Blog: Lessons Learned from a User Study
After submitting a paper on a chatbot study to an HCI venue, I shared with rest of the research group some interesting findings from the paper and lessons learned from the project—or everything that was not fit to print, as I put it.
Here we include two specific examples.
Crowd workers: finding the right annotators with suitable screening questions.
As a validity check, we wanted to ensure that the chatbot deployed for the user study didn't spit out untruths and functioned as intended. Since it would be challenging to find domain experts on campus who would commit the time to annotate the data, we were interested in having crowd workers evaluate the quality of our chatbot's output. We identified existing literature on leveraging the wisdom of crowd (workers) to perform effective fact checking [1] [2] [3] and crafted our own annotation instruction accordingly.

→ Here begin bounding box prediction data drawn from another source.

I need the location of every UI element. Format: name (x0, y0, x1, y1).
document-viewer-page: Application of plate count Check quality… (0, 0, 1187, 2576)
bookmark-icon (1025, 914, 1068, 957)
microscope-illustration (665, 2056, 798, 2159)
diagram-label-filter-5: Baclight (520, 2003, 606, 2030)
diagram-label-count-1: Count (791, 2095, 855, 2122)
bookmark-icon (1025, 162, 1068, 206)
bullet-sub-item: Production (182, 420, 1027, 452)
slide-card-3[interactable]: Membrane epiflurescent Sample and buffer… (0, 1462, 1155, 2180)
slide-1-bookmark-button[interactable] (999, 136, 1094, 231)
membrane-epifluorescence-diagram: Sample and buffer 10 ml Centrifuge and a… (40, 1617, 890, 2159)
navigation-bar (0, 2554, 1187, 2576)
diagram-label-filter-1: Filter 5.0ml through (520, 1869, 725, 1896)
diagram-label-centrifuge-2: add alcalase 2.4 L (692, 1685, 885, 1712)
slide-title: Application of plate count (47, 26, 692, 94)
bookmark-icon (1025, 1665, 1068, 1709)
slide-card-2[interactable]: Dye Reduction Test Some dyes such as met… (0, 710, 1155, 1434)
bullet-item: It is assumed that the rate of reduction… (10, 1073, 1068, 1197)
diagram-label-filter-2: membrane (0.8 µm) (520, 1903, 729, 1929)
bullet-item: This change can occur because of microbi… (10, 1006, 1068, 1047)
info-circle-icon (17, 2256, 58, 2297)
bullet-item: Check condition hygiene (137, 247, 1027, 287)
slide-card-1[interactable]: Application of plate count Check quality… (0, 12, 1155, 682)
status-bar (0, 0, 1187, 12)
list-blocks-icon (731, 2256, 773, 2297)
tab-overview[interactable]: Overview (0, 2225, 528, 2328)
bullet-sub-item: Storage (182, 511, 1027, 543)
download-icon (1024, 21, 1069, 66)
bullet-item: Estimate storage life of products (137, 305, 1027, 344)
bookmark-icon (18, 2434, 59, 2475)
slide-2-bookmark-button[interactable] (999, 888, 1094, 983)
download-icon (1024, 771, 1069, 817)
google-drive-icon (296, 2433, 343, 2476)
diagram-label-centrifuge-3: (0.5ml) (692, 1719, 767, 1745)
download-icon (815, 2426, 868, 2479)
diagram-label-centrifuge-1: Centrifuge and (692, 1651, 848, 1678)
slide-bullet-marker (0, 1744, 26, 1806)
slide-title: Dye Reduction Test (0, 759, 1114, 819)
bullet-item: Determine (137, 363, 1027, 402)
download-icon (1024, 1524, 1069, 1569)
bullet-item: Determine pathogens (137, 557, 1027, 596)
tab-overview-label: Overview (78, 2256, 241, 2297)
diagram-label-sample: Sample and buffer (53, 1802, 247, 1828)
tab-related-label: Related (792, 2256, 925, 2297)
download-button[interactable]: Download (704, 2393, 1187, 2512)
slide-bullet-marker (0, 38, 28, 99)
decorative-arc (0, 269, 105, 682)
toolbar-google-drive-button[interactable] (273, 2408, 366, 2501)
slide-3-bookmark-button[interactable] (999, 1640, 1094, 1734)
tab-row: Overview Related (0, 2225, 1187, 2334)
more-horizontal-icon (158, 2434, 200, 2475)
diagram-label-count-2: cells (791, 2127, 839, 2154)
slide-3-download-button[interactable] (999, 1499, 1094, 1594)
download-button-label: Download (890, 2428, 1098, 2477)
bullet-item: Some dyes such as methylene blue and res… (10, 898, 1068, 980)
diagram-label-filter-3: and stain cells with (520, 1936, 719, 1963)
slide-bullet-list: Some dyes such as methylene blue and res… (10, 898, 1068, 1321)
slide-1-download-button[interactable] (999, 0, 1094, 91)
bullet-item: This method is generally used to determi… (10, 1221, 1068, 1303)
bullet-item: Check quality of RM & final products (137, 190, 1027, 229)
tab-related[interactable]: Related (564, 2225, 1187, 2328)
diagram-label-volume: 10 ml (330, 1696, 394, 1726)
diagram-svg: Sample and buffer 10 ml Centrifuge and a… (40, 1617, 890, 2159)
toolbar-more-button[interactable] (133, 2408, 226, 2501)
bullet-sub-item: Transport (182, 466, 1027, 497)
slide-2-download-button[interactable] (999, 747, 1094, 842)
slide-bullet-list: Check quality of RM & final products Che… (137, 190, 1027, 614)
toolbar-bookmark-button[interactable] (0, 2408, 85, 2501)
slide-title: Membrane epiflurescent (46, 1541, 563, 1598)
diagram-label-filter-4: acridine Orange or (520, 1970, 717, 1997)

To ensure that our annotators are knowledgeable about the topic, we included a six-item screening quiz before the main annotation task. Our internal testers could easily answer all six questions correctly, so we decided that the savvy annotators we hoped to recruit must have no trouble with it. But in the end, we were only able to recruit 22 qualified annotators—out of the 215 who met our filtering criteria and signed up for the task on Prolific. Although we were able to use the result to justify further data analysis and qualitative interviews, the smaller-than-expected pool of annotators who passed a short screening quiz represented neither a diverse crowd nor an expert group. In a future study, it may be better to either 1) reduce the difficulty of the screening quiz and loosen the inclusion criteria or 2) adopt a slightly more rigorous quiz to ensure that the annotators recruited are true experts. Of course, it would also help to keep the annotation task running for longer on Prolific to allow infrequent users to sign up.

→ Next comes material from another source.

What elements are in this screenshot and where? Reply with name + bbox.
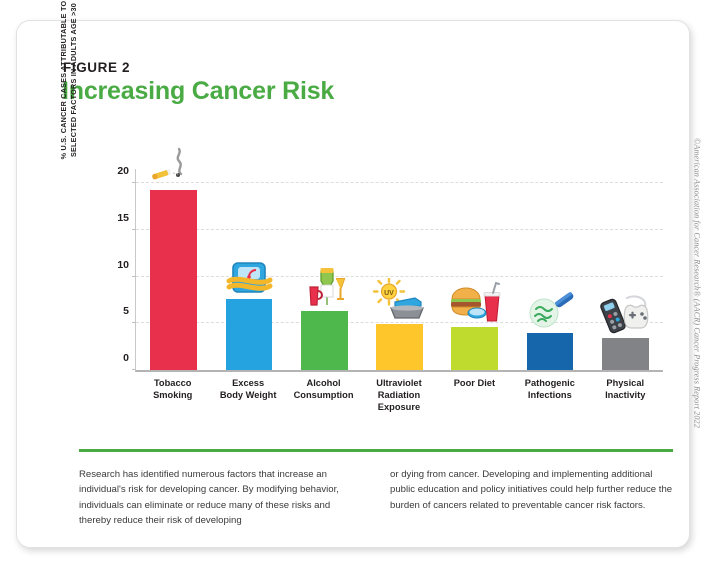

Survey design: the wording of questions and response scales matter.
In the study, we sought to gauge our participants' affinity to political parties. A survey question was included for the participants to indicate the likelihood that they would vote for each of our parties of interest, both before and after our treatment. The responses helped us identify the party the party they are most closely aligned with and any changes in opinion. However, when we tried to decide whether an opinion change constituted an enforcement of a prior stance, the responses became less useful. Many participants gave all but one party a low rating close to the minimum of the scale, and it became difficult to decide whether a low rating indicated disagreement with the party's platform or the existence of an ideologically similar party that they would certainly vote for. If we were to design a similar survey again, we would ask the participants to indicate their level of agreement with a clearly labeled response scale (strongly disagree to strongly agree) to separate parties that are regarded highly and poorly by the respondents.
Key takeaways
The finer points of study design—whether in screening for crowd workers or phrasing survey questions—can greatly impact the quality of your data. Since re-running a user study can be prohibitively costly, it's essential to conduct trial runs and address potential issues upfront. Every small detail can shape the overall reliability and insightfulness of the study results.